Bernard Sananès, président du cabinet d’études et de conseil ELABE

 

Un amplificateur d’inégalités sociales 

Selon un décompte réalisé par l’AFP ce 29 mars, environ 3,38 milliards de personnes (43% de la population mondiale) sont aujourd’hui concernées par des mesures de confinement. Cette situation exceptionnelle aura des répercussions sur tous les individus, comme l’explique notamment le professeur de sociologie à l’Université Catholique de Louvain, Vincent Lorent : « à mesure que les interactions diminuent, le sentiment d’inutilité sociale augmente », si bien que « les expériences d’isolement des individus aboutissent toutes à une baisse de la santé mentale et à une hausse de la détresse psychologique ». Un constat partagé par la chercheuse au King’s College de Londres, Samantha Brooks, qui vient de publier dans la revue The Lancet une méta-analyse sur les conséquences psychosociales des mises en quarantaine, martelant que « la séparation d'avec les êtres chers, la perte de liberté, l'incertitude quant à l'état de la maladie et l'ennui peuvent créer des effets dramatiques. » La chercheuse précise toutefois que « ces effets psycho-sociaux ne devraient être durables que pour une partie de la population, déjà vulnérable. » 
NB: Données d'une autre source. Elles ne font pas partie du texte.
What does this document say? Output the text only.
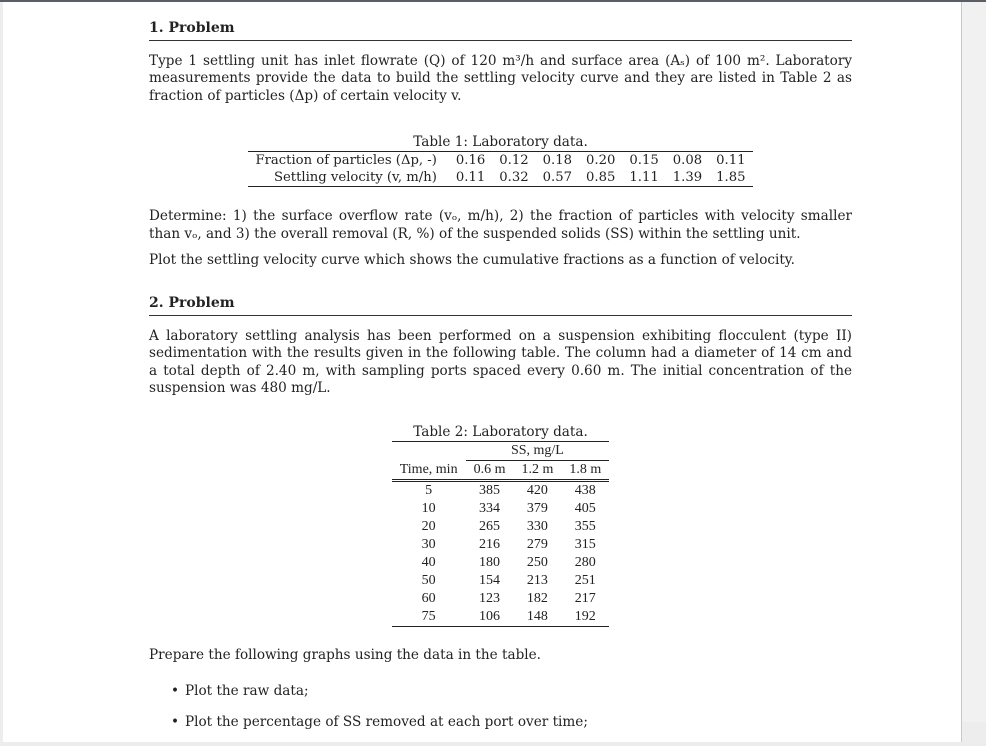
1. Problem

Type 1 settling unit has inlet flowrate (Q) of 120 m³/h and surface area (Aₛ) of 100 m². Laboratory measurements provide the data to build the settling velocity curve and they are listed in Table 2 as fraction of particles (Δp) of certain velocity v.

Table 1: Laboratory data.
Fraction of particles (Δp, -)	0.16	0.12	0.18	0.20	0.15	0.08	0.11
Settling velocity (v, m/h)	0.11	0.32	0.57	0.85	1.11	1.39	1.85

Determine: 1) the surface overflow rate (vₒ, m/h), 2) the fraction of particles with velocity smaller than vₒ, and 3) the overall removal (R, %) of the suspended solids (SS) within the settling unit.

Plot the settling velocity curve which shows the cumulative fractions as a function of velocity.

2. Problem

A laboratory settling analysis has been performed on a suspension exhibiting flocculent (type II) sedimentation with the results given in the following table. The column had a diameter of 14 cm and a total depth of 2.40 m, with sampling ports spaced every 0.60 m. The initial concentration of the suspension was 480 mg/L.

Table 2: Laboratory data.
	SS, mg/L		
Time, min	0.6 m	1.2 m	1.8 m
5	385	420	438
10	334	379	405
20	265	330	355
30	216	279	315
40	180	250	280
50	154	213	251
60	123	182	217
75	106	148	192

Prepare the following graphs using the data in the table.

• Plot the raw data;
• Plot the percentage of SS removed at each port over time;
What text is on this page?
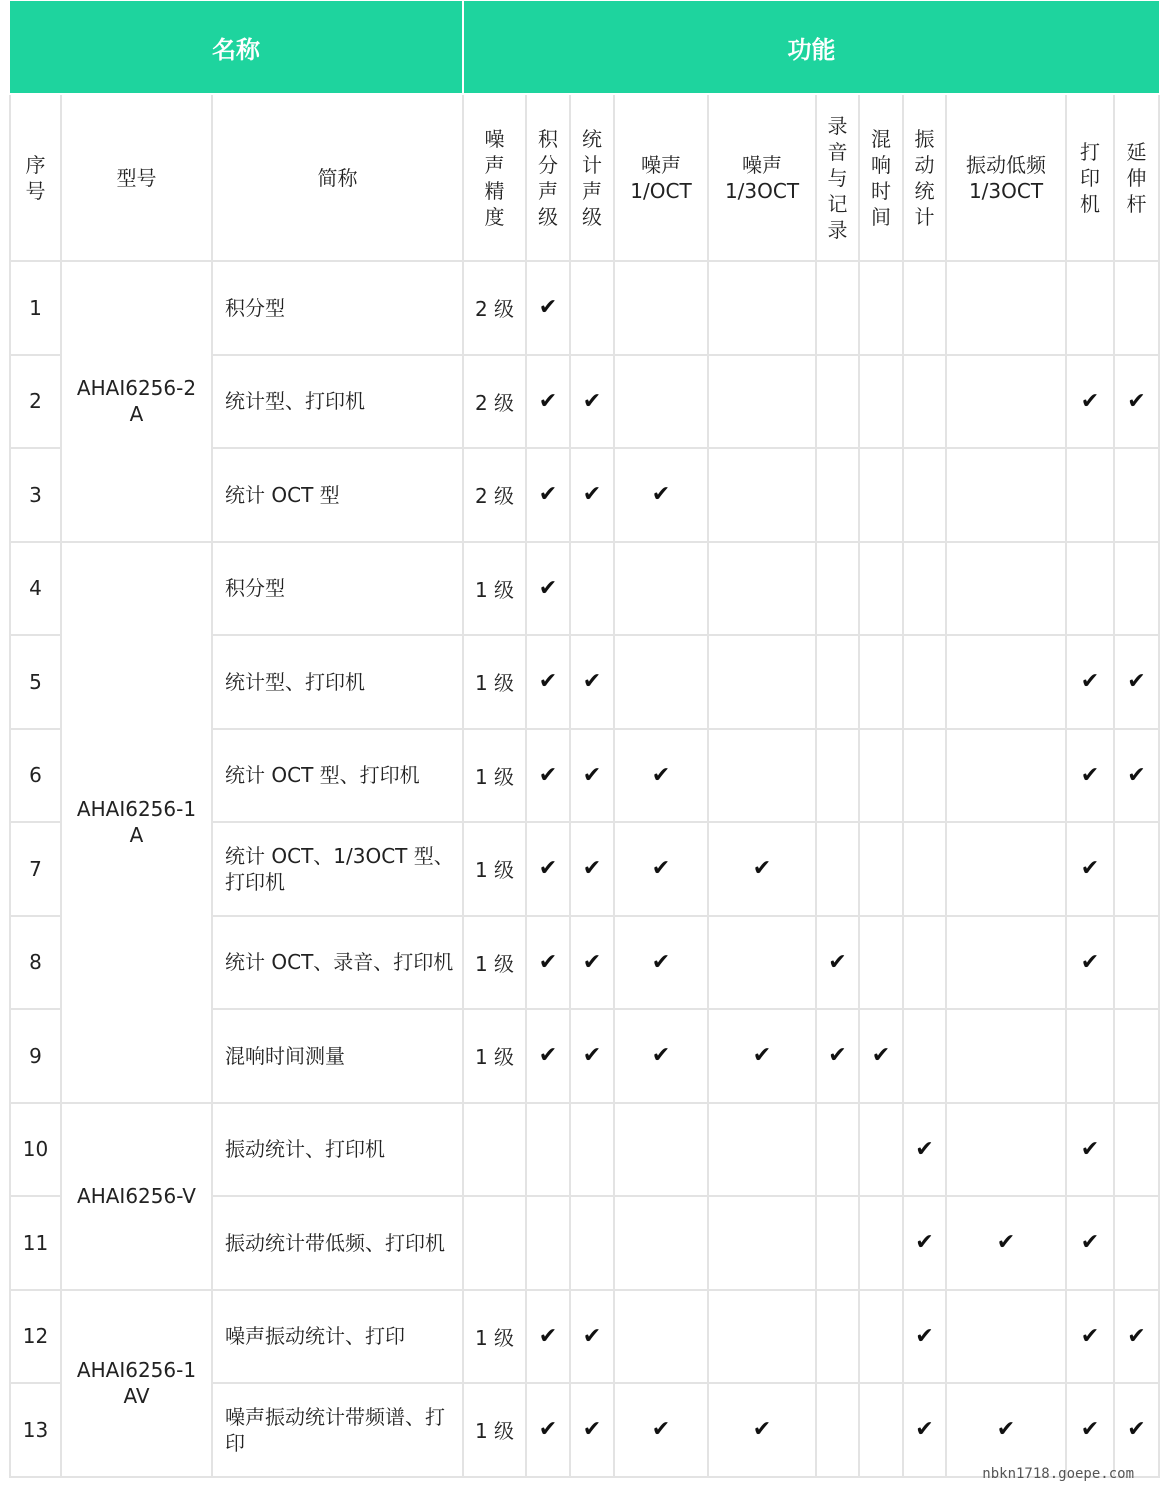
名称			功能										
序号	型号	简称	噪声精度	积分声级	统计声级	噪声 1/OCT	噪声 1/3OCT	录音与记录	混响时间	振动统计	振动低频 1/3OCT	打印机	延伸杆
1	AHAI6256-2 A	积分型	2 级	✔									
2		统计型、打印机	2 级	✔	✔							✔	✔
3		统计 OCT 型	2 级	✔	✔	✔							
4	AHAI6256-1 A	积分型	1 级	✔									
5		统计型、打印机	1 级	✔	✔							✔	✔
6		统计 OCT 型、打印机	1 级	✔	✔	✔						✔	✔
7		统计 OCT、1/3OCT 型、打印机	1 级	✔	✔	✔	✔					✔	
8		统计 OCT、录音、打印机	1 级	✔	✔	✔		✔				✔	
9		混响时间测量	1 级	✔	✔	✔	✔	✔	✔				
10	AHAI6256-V	振动统计、打印机								✔		✔	
11		振动统计带低频、打印机								✔	✔	✔	
12	AHAI6256-1 AV	噪声振动统计、打印	1 级	✔	✔					✔		✔	✔
13		噪声振动统计带频谱、打印	1 级	✔	✔	✔	✔			✔	✔	✔	✔
nbkn1718.goepe.com
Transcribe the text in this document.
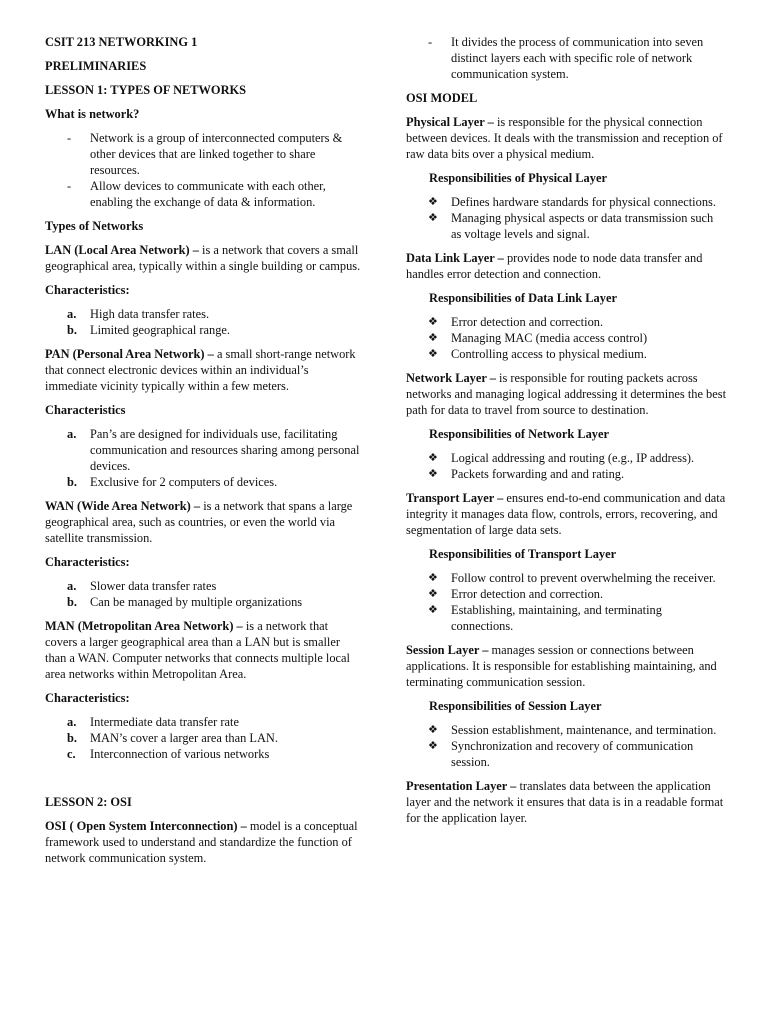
CSIT 213 NETWORKING 1
PRELIMINARIES
LESSON 1: TYPES OF NETWORKS
What is network?
- Network is a group of interconnected computers & other devices that are linked together to share resources.
- Allow devices to communicate with each other, enabling the exchange of data & information.
Types of Networks

LAN (Local Area Network) – is a network that covers a small geographical area, typically within a single building or campus.

Characteristics:
a. High data transfer rates.
b. Limited geographical range.

PAN (Personal Area Network) – a small short-range network that connect electronic devices within an individual’s immediate vicinity typically within a few meters.

Characteristics
a. Pan’s are designed for individuals use, facilitating communication and resources sharing among personal devices.
b. Exclusive for 2 computers of devices.

WAN (Wide Area Network) – is a network that spans a large geographical area, such as countries, or even the world via satellite transmission.

Characteristics:
a. Slower data transfer rates
b. Can be managed by multiple organizations

MAN (Metropolitan Area Network) – is a network that covers a larger geographical area than a LAN but is smaller than a WAN. Computer networks that connects multiple local area networks within Metropolitan Area.

Characteristics:
a. Intermediate data transfer rate
b. MAN’s cover a larger area than LAN.
c. Interconnection of various networks
LESSON 2: OSI

OSI ( Open System Interconnection) – model is a conceptual framework used to understand and standardize the function of network communication system.

- It divides the process of communication into seven distinct layers each with specific role of network communication system.
OSI MODEL

Physical Layer – is responsible for the physical connection between devices. It deals with the transmission and reception of raw data bits over a physical medium.

Responsibilities of Physical Layer
❖ Defines hardware standards for physical connections.
❖ Managing physical aspects or data transmission such as voltage levels and signal.

Data Link Layer – provides node to node data transfer and handles error detection and connection.

Responsibilities of Data Link Layer
❖ Error detection and correction.
❖ Managing MAC (media access control)
❖ Controlling access to physical medium.

Network Layer – is responsible for routing packets across networks and managing logical addressing it determines the best path for data to travel from source to destination.

Responsibilities of Network Layer
❖ Logical addressing and routing (e.g., IP address).
❖ Packets forwarding and and rating.

Transport Layer – ensures end-to-end communication and data integrity it manages data flow, controls, errors, recovering, and segmentation of large data sets.

Responsibilities of Transport Layer
❖ Follow control to prevent overwhelming the receiver.
❖ Error detection and correction.
❖ Establishing, maintaining, and terminating connections.

Session Layer – manages session or connections between applications. It is responsible for establishing maintaining, and terminating communication session.

Responsibilities of Session Layer
❖ Session establishment, maintenance, and termination.
❖ Synchronization and recovery of communication session.

Presentation Layer – translates data between the application layer and the network it ensures that data is in a readable format for the application layer.
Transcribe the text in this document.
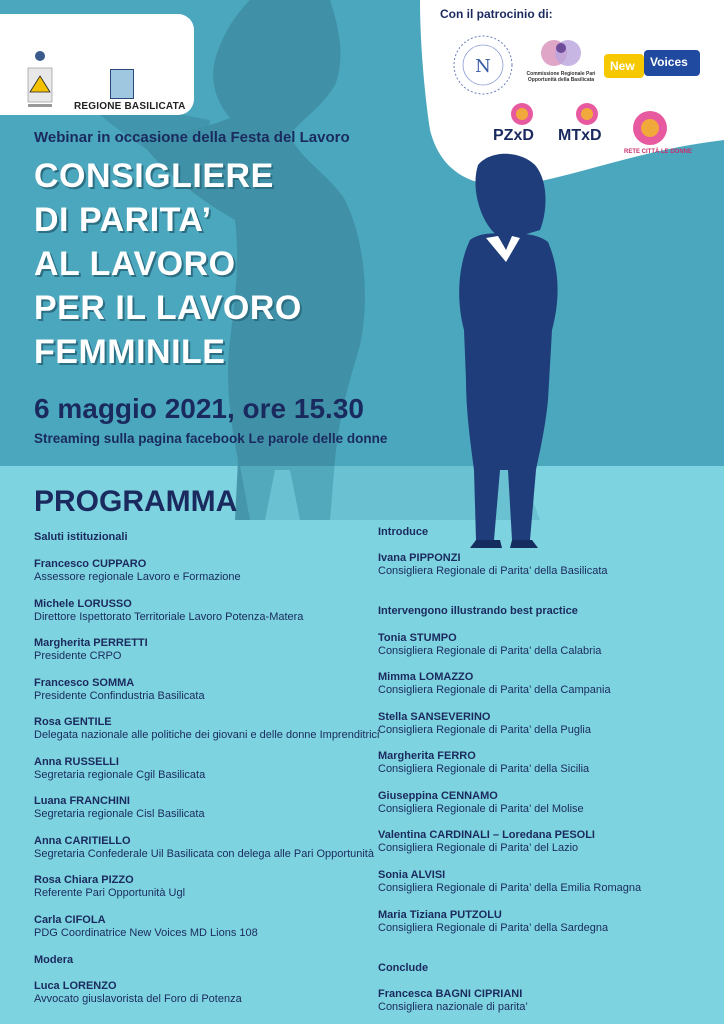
REGIONE BASILICATA
Con il patrocinio di:
N	Commissione Regionale Pari Opportunità della Basilicata
New Voices
PZxD MTxD
RETE CITTÀ LE DONNE
Webinar in occasione della Festa del Lavoro
CONSIGLIERE
DI PARITA’
AL LAVORO
PER IL LAVORO
FEMMINILE
6 maggio 2021, ore 15.30
Streaming sulla pagina facebook Le parole delle donne
PROGRAMMA
Saluti istituzionali
Francesco CUPPARO
Assessore regionale Lavoro e Formazione
Michele LORUSSO
Direttore Ispettorato Territoriale Lavoro Potenza-Matera
Margherita PERRETTI
Presidente CRPO
Francesco SOMMA
Presidente Confindustria Basilicata
Rosa GENTILE
Delegata nazionale alle politiche dei giovani e delle donne Imprenditrici
Anna RUSSELLI
Segretaria regionale Cgil Basilicata
Luana FRANCHINI
Segretaria regionale Cisl Basilicata
Anna CARITIELLO
Segretaria Confederale Uil Basilicata con delega alle Pari Opportunità
Rosa Chiara PIZZO
Referente Pari Opportunità Ugl
Carla CIFOLA
PDG Coordinatrice New Voices MD Lions 108
Modera
Luca LORENZO
Avvocato giuslavorista del Foro di Potenza
Introduce
Ivana PIPPONZI
Consigliera Regionale di Parita’ della Basilicata
Intervengono illustrando best practice
Tonia STUMPO
Consigliera Regionale di Parita’ della Calabria
Mimma LOMAZZO
Consigliera Regionale di Parita’ della Campania
Stella SANSEVERINO
Consigliera Regionale di Parita’ della Puglia
Margherita FERRO
Consigliera Regionale di Parita’ della Sicilia
Giuseppina CENNAMO
Consigliera Regionale di Parita’ del Molise
Valentina CARDINALI – Loredana PESOLI
Consigliera Regionale di Parita’ del Lazio
Sonia ALVISI
Consigliera Regionale di Parita’ della Emilia Romagna
Maria Tiziana PUTZOLU
Consigliera Regionale di Parita’ della Sardegna
Conclude
Francesca BAGNI CIPRIANI
Consigliera nazionale di parita’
De fait, les observateurs internationaux s’inquiètent surtout de ce que cette crise pourrait être un adjuvant sans précédent des inégalités économiques et sociales, en frappant plus sévèrement les populations déjà fragilisées. C’est notamment le constat réalisé par la chercheuse à l’INED Anne Lambert, qui s’émeut de ce que « cette crise rend visible et décuple les inégalités à tous les points de vue : écarts de revenus et logement, exposition à la maladie, gestion de la vie domestique, de la parentalité, du travail éducatif, etc. ». C’est sur cette dernière inégalité éducative qu’insiste la sociologue Marie Dru-Bellat dans une interview accordée au Monde : « les enquêtes montrent que plus de la moitié des mères sans diplôme ou avec le seul certificat d'études se sentent perdues face aux apprentissages de leurs enfants dès le primaire, contre 5% des mères diplômées du supérieur » ; quant au travail et à l’enseignement à distance, la chercheuse rappelle « qu’un tiers des 25% des Français les plus pauvres n’ont pas d’ordinateur domestique ». Pour la psychiatre Marie-France Hirigoyen, outre de « placer certaines personnes dans une grande détresse financière », cette crise révèle aussi des inégalités qui sont d’habitude plus discrètes, comme les « inégalités psychiques » : « les personnes dépressives, anxieuses, dépendantes à l'alcool ou à des drogues, les victimes de troubles plus ou moins cachés comme l'anorexie/boulimie se trouvent incroyablement fragilisées par la situation et pourront présenter des séquelles durables. »


Plus ou moins de solidarité en sortie de crise ? 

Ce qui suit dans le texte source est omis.